Но парень не собирался исчезать. Он кивнул Вене и сказал:
— Здорово.
— Здорово, коли не шутишь, — ответил Веня.
— Говоришь, танцуют?
— Ясное дело, вовсю наяривают. Мальчишки вчера наглаживали выходные костюмы. А брючата на ночь засунули под матрацы. Стрелки, как бритвы, получились — осторожно, обрежешься. Испытанный армейский метод.
— Кому это надо?
— Как кому? — удивился Веня. — У нас знаешь сколько девчат? Филин пошёл на танцы с новым аккордеоном. Сколько шику, куда там. Это ему сестра из Киева прислала. Он, подлец, три недели учил «Липси». Смешной, даже ноты купил. По заказу выслали из столицы. Пыль в глаза пускает Ане-радистке. Три месяца ждал эти ноты, только всё равно не секёт он нотную грамоту.
— «Липси» всё танцуете? — Парень улыбнулся и положил ногу на ногу.
— И «Липси» тоже.
— А с деньгами как?
— Сотни две с гаком получается в месяц. Жаловаться не на что, — ответил Веня.
— Мура всё это, — сказал парень. — Глупость на тысячу процентов. Милая скука и таёжная грязь. Вонючие портянки, которые не просыхают за ночь, и сапоги, в которые нужно подкладывать газеты. Беременные тараканы и отъевшиеся клопы. Ванная в бочке и костлявая полка. Мура всё это!
Ну и балда же ты, друг, подумал Веня, балда всесоюзного значения. Сколько я уже таких видел? С виду матадор, а по уму извозчик.
Но вслух Веня ничего не сказал.
— Верно, ждёшь не дождёшься отпуска? — спросил парень.
— Точно.
— И когда?
— По графику под Новый год. Новый год я в колонне встречу, а потом… Отпуск — это роскошная вещь. Отпуск что-то вроде чуда. У тебя в кармане куча денег и в зубах билет на самолёт до Таллина. Разве это не чудо? Папа Чингис пригласил меня к себе в Таллин. Там мы Новый год встретим второй раз.

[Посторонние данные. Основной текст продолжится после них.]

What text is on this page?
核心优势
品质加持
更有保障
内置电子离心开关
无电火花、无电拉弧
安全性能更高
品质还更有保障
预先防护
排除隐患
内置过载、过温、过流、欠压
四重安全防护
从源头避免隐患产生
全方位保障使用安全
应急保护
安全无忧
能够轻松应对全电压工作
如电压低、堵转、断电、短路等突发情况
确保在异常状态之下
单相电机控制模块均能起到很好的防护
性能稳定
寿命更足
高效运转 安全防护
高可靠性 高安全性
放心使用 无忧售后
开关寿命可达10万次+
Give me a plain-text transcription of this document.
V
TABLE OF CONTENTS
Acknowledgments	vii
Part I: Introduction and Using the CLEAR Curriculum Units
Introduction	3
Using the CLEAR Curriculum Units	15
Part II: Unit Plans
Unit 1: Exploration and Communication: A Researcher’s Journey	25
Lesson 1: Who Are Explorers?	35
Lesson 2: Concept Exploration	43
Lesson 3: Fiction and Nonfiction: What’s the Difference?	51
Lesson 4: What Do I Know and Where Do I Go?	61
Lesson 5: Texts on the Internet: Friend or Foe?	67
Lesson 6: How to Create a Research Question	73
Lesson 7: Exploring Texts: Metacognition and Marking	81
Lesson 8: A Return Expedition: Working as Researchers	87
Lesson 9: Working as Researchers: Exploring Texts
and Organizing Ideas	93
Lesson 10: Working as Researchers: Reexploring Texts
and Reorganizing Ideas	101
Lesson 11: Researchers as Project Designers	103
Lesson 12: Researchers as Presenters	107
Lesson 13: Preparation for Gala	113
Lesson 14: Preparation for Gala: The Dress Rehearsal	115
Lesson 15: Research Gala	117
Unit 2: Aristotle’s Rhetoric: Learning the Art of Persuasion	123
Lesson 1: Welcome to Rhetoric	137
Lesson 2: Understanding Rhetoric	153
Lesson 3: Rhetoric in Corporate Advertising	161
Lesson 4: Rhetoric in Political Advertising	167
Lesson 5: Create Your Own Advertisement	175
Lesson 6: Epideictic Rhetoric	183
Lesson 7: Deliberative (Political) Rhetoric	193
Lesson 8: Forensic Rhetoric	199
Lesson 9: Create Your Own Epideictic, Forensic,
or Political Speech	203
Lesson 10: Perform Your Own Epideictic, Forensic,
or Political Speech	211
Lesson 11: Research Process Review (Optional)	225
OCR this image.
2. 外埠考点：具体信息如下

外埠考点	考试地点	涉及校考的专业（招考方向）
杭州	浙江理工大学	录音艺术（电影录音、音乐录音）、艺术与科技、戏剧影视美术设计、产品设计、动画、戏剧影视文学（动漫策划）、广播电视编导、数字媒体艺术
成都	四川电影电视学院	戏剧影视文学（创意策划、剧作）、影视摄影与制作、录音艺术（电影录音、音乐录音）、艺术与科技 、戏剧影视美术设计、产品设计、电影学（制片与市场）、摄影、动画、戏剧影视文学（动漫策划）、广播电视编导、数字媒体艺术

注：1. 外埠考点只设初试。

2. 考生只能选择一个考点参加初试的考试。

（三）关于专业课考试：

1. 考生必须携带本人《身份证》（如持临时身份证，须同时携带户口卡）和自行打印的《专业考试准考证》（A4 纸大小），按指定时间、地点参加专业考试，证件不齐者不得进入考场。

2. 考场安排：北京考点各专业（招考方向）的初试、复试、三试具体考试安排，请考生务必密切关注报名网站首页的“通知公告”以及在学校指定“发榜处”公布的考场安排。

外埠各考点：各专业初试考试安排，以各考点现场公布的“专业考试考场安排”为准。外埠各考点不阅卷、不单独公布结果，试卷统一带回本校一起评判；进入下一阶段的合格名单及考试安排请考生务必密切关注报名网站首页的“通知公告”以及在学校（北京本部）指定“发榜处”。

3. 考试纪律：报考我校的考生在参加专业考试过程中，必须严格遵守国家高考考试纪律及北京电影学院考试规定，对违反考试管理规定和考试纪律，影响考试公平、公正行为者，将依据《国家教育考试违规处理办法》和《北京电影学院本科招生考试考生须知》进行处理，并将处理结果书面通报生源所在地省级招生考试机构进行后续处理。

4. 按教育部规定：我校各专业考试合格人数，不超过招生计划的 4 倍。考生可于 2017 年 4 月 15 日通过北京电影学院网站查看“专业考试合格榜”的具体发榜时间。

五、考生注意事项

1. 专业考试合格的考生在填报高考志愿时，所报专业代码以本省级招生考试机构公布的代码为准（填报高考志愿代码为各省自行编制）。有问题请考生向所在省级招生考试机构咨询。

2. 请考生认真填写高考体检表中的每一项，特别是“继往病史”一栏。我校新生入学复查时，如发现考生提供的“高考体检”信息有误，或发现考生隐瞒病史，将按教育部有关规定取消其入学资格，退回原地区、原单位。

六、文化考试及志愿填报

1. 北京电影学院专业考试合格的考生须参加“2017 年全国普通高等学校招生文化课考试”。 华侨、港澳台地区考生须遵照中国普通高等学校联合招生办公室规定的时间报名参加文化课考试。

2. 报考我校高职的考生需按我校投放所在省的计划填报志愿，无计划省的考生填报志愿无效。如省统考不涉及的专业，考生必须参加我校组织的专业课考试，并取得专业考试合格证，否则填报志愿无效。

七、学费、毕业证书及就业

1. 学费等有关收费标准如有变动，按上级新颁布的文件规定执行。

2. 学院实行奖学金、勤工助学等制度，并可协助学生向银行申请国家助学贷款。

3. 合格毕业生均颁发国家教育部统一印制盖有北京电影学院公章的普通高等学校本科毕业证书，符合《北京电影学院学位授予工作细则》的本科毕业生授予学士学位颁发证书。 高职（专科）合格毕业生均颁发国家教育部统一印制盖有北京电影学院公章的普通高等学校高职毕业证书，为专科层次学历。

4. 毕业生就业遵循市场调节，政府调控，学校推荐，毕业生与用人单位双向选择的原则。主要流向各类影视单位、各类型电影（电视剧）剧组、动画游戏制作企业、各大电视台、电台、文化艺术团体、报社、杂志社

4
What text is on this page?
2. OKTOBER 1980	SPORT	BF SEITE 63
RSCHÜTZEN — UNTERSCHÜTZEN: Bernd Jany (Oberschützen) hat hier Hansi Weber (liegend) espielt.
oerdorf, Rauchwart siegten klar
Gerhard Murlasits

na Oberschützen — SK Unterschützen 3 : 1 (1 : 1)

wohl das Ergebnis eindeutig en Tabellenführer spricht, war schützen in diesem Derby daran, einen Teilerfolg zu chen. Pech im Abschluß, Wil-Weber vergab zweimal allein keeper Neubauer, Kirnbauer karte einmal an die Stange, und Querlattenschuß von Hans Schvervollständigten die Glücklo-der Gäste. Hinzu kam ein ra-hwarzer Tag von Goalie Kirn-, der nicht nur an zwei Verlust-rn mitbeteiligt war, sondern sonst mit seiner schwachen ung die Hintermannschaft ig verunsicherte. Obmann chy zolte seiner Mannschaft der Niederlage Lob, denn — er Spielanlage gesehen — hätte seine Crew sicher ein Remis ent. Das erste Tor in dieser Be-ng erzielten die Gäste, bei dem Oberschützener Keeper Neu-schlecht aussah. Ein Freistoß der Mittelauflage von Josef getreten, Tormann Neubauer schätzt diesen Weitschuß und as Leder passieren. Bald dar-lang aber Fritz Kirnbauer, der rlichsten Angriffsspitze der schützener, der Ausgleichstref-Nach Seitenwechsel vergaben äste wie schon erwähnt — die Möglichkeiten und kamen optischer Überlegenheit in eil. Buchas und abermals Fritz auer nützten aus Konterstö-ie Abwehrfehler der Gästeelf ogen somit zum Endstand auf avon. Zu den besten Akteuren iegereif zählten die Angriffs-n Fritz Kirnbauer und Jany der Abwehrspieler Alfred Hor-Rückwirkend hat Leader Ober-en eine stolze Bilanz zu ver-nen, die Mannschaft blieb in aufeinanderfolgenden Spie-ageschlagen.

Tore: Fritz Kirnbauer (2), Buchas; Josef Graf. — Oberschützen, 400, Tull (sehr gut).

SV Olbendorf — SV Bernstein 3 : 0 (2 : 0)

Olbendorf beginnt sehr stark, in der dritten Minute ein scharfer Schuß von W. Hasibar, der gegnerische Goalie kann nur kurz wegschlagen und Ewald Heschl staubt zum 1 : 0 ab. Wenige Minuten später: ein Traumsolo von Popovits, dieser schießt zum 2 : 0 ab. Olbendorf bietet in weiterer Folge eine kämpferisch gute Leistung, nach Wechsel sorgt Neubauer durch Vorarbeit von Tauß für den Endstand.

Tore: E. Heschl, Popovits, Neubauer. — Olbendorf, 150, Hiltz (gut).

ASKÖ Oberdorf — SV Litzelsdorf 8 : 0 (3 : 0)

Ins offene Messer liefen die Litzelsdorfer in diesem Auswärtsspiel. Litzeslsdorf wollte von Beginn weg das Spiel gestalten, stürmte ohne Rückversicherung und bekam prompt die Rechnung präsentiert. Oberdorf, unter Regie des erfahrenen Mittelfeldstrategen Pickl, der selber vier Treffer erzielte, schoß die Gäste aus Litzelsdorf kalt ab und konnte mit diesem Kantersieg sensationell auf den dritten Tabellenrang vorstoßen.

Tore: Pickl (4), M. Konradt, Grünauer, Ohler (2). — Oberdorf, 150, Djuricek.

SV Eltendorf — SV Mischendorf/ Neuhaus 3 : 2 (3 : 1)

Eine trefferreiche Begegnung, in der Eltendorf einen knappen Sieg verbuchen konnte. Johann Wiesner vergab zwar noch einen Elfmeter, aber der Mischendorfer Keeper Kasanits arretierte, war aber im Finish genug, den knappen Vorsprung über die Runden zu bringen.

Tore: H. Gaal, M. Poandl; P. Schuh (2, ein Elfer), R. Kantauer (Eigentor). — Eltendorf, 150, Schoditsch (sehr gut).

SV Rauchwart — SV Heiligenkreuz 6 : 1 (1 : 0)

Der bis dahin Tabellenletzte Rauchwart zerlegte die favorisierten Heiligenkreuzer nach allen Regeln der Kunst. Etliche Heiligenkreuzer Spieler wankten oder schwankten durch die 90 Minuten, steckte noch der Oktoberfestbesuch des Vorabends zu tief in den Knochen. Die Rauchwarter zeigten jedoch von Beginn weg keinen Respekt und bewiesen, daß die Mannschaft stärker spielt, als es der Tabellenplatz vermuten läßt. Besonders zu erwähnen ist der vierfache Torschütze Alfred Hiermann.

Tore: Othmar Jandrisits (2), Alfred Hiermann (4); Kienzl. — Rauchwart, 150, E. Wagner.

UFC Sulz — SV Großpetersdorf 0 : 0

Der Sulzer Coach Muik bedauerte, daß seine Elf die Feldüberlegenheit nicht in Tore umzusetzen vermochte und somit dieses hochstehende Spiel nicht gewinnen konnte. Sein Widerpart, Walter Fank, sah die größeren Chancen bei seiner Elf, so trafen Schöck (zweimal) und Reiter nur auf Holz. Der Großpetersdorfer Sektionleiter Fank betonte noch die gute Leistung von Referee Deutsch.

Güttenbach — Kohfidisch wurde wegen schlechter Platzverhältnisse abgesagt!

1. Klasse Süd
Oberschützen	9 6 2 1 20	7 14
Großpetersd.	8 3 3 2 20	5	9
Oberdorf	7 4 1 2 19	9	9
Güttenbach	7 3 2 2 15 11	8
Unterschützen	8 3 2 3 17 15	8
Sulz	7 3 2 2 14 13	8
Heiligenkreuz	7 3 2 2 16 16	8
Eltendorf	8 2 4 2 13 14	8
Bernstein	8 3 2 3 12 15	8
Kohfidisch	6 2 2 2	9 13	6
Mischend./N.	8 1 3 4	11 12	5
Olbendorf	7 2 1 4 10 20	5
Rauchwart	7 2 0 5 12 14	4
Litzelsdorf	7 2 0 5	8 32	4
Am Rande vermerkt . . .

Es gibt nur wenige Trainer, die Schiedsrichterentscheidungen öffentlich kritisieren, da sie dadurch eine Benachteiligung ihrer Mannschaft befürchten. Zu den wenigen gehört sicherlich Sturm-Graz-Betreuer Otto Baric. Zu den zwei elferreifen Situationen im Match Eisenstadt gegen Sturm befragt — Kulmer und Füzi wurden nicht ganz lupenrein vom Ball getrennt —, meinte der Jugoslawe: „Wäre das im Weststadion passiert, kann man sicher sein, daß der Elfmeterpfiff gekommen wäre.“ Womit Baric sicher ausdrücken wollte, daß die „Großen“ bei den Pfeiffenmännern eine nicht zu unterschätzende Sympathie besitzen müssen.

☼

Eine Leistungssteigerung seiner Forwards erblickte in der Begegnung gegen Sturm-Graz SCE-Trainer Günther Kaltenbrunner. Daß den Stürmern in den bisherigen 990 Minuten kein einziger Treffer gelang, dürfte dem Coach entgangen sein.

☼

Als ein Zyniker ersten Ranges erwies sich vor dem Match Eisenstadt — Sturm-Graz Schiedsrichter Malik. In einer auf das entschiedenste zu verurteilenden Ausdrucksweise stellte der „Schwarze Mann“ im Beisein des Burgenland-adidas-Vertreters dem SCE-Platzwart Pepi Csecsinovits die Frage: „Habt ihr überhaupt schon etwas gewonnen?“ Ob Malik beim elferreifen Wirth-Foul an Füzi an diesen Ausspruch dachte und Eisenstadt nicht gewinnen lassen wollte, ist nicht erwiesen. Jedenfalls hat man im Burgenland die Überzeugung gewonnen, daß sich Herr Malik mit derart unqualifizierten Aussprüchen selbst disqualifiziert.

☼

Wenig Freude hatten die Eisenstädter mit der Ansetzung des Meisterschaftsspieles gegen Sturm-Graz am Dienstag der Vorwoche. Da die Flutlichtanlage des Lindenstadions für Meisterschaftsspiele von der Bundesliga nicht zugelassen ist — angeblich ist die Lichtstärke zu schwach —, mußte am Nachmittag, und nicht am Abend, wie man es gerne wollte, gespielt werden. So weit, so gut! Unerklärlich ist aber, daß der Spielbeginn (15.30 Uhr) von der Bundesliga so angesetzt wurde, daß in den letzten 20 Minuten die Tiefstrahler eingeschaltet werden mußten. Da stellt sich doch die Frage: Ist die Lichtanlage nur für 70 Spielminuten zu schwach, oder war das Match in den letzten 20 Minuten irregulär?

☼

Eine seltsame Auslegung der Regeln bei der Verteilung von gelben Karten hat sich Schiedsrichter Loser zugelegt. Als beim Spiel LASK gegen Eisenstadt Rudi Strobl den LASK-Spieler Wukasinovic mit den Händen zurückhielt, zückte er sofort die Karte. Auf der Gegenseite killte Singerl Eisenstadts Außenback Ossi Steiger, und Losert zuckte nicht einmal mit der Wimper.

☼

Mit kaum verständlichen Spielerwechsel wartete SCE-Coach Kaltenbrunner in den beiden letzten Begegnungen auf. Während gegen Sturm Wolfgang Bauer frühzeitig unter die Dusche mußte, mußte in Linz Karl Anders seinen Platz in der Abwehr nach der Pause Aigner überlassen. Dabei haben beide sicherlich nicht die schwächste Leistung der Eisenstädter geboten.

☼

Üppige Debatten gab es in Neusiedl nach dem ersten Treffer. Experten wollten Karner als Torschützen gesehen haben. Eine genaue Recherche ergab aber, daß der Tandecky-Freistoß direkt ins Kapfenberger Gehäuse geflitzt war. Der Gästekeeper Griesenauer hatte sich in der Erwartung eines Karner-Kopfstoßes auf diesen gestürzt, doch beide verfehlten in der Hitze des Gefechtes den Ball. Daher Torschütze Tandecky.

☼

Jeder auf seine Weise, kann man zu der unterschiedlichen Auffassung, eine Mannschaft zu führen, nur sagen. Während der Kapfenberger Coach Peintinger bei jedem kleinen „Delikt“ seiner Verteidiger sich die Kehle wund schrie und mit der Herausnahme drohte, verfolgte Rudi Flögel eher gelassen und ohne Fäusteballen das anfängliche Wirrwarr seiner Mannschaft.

Пошёл дождь. Он забарабанил по крыше и лихо отплясывал «Липси» в пучке света перед машиной. Веня включил «дворники» и повернулся к соседу.
— Душ примем? — спросил он.
— Ты псих? Или психом притворяешься? — ответил парень.
Веня ничего не сказал ему. Что скажешь такому балде? Он улыбнулся и остановил машину. Потом ещё раз посмотрел на приятного юношу и выпрыгнул под дождь.
Фары машины освещали большую лужу, в которой плакала луна. Веня подбежал к ней и, зачерпнув ладонями холодную дождевую воду вместе с луной, плеснул себе в лицо.
Когда он вернулся, в кабине никого не было.
Чепуха какая-то померещилась, решил Веня.
СЁМКА — НЕ ЛАПЕРУЗ
Скоро его «ЗИЛ» съехал в балку и чуть не столкнулся с гружёной машиной, одиноко стоящей под дождём. Грузовик был старый, потрёпанный, испытавший на своей шее гостеприимство таёжных дорог и набитый до отказа тяжёлыми ящиками с электродами.
Веня посигналил несколько раз и начал медленно объезжать машину.
И тогда перед его «ЗИЛом», словно из-под земли — так и задавить недолго, появился худенький парень, размахивая руками.
— Стой! Стой! — кричал он. — Да стой же, кому говорят!
Парень подбежал к Вениной машине, изо всех сил рванул дверцу кабины и с возмущением заорал:
— Ты что же, и помочь человеку не хочешь? Что у тебя, у чёрта, глаз нет? Не видишь — засел. Так нет же, — и парень сделал какой-то странный жест рукой, в котором умещалось свободно не два, а четыре смысла, — едрёна кошёлка!